Selon un confidentiel du Figaro paru discrètement la semaine dernière, la débâcle gouvernementale autour du fichier Edvige aurait fait sa première victime collatérale : la loi Hadopi, rebaptisée loi Création et Internet.

A l’occasion d’un colloque sur les contenus créatifs en ligne, la ministre de la Culture Christine Albanel a assuré son auditoire qu’elle avait « bon espoir » que le projet de loi soit examiné par le Sénat en novembre. « Il y a un agenda parlementaire très chargé. C’est une bataille. Mais je sens beaucoup de volonté politique » autour du texte, s’est expliquée la ministre.

Mais « le calendrier parlementaire encombré n’explique pas tout« , réplique le Figaro dans une confidence datée du 17 septembre. « Le gouvernement n’a toujours pas arrêté une date pour examiner le projet de loi antipiratage qui doit transposer les accords de l’Elysée signés sous l’égide de Denis Olivennes« , rappelle le journal, qui avance une autre explication. « En fait, il craint de donner une nouvelle tribune à ceux qui se sont opposés au fichier Edvige. Certains parlementaires pourraient faire l’amalgame entre ce fichier et ceux destinés à mener le combat contre les internautes qui téléchargent illégalement des œuvres« .

Le texte du projet de loi Création et Internet prévoit en effet la création d’un fichier national d’infractions administré par la Haute Autorité de Diffusion des Oeuvres et de Protection des droits sur Internet (Hadopi). Ce fichier recevra l’inscription de l’identité de chacun des abonnés à Internet dont l’accès a été utilisé pour mettre frauduleusement des œuvres à disposition sur les réseaux P2P. Conçu sur le modèle du fichage bancaire, il devra être consulté par les fournisseurs d’accès à Internet avant chaque ouverture de compte, pour s’assurer que l’abonné ne fait l’objet d’aucune interdiction.

Outre l’amalgame possible avec le fichier Edvige, qui pourrait créer une psychose de tout fichage dans les mois à venir, le contexte politique est également défavorable à la loi Création et Internet.

Nicolas Sarkozy cherche désespéremment à remonter dans les sondages de popularité, et le vote d’une loi contestée aux effets plus qu’aléatoires ne devrait pas l’y aider. D’autant que la loi creusera encore la dette publique par ses coûts de fonctionnement pharamineux (au bas mot 31 millions d’euros par an d’après nos calculs), au bénéfice non pas des artistes, mais des industriels déjà accusés de copinage avec le Président de la République.

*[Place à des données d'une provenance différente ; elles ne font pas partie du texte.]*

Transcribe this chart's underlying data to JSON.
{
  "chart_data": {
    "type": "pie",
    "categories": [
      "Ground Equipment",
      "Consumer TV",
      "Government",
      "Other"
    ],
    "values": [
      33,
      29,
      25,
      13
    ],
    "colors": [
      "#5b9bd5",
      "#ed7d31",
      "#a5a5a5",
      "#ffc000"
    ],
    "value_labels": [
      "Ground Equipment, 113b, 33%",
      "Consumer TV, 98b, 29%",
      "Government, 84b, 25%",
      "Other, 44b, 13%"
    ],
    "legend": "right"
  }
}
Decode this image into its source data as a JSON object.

De plus, la vague rose de dimanche aux élections sénatoriales pourrait aussi convaincre le gouvernement de jouer la prudence à la chambre haute du Parlement, qui sera certes toujours à dominante UMP mais moins docile que lors des débats sur la loi DADVSI.

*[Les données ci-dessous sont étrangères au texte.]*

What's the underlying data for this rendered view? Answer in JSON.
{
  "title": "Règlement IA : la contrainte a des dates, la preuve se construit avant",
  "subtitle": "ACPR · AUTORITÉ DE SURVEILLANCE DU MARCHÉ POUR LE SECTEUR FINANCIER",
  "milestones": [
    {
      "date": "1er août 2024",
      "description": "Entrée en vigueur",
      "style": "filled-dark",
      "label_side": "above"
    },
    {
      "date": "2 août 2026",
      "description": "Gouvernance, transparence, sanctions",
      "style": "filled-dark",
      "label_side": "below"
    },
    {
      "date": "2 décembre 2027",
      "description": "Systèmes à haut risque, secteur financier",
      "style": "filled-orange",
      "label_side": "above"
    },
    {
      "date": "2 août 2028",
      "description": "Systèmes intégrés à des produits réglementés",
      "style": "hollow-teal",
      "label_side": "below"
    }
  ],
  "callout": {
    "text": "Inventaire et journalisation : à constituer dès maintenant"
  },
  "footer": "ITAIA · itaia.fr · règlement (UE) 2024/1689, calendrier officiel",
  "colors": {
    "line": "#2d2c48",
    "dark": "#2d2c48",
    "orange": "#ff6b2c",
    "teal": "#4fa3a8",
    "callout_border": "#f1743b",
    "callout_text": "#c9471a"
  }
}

Par ailleurs, la manière très douteuse avec laquelle ont été négociés les accords Olivennes sera à n’en pas douter soulevée sur les bancs de l’Assemblée Nationale, avec le double risque de fragiliser la légitimité du projet de loi et de mettre à jour une tromperie organisée jusqu’à l’Elysée, sur fond de chantage à la quatrième licence 3G. De quoi donner l’envie à quelques députés pointilleux d’exiger une enquête parlementaire. Après les lobbyistes de Virgin habillés d’un badge officiel du ministre de la Culture pour distribuer des bons d’achat aux députés, ça ferait encore mauvais genre.

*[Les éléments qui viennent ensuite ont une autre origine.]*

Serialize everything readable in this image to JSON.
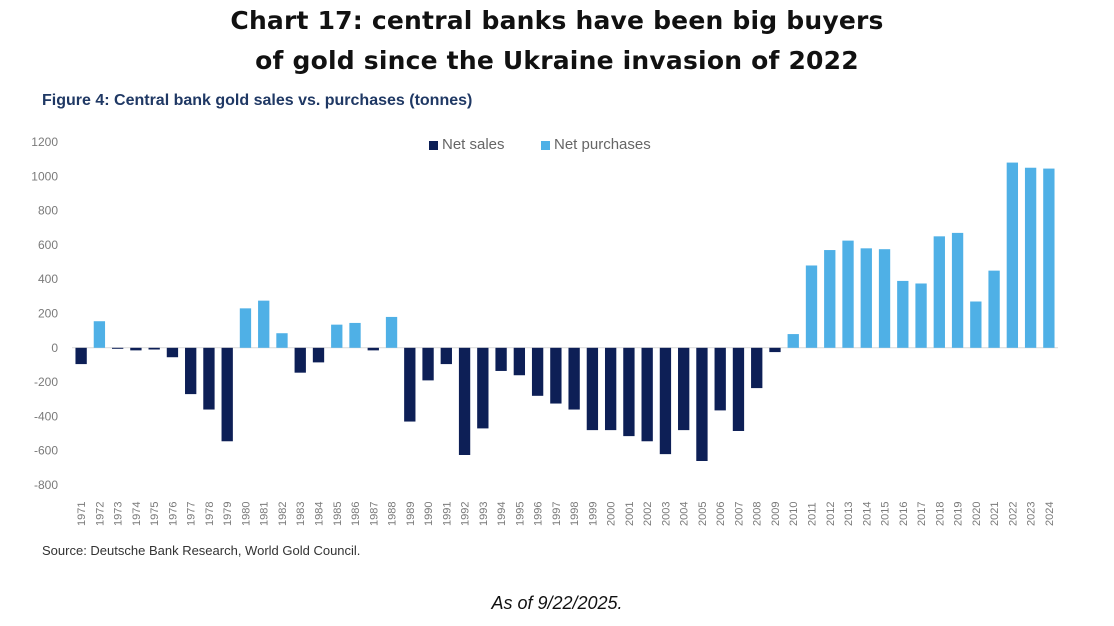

Enfin, le risque d’inconstitutionnalité de la loi est fort, en l’absence notamment de garantie effective des droits de la défense. Sachant qu’en plus la France est présidente de l’Union Européenne et que le Parlement Européen a jugé dans une résolution non contraignante que les fondements de la loi Création et Internet étaient contraires aux droits de l’Homme… Il faudrait une folle obstination politique pour s’engager dans un tel bourbier.

La meilleure chose qui pourrait arriver à Christine Albanel pour en sortir par la grande porte serait donc que soit voté mercredi au Parlement Européen l’amendement au Paquet Télécom qui doit interdire purement et simplement toute riposte graduée dans les pays membres de l’Union Européenne. Elle trouverait alors le bouc émissaire parfait. Bruxelles en a l’habitude.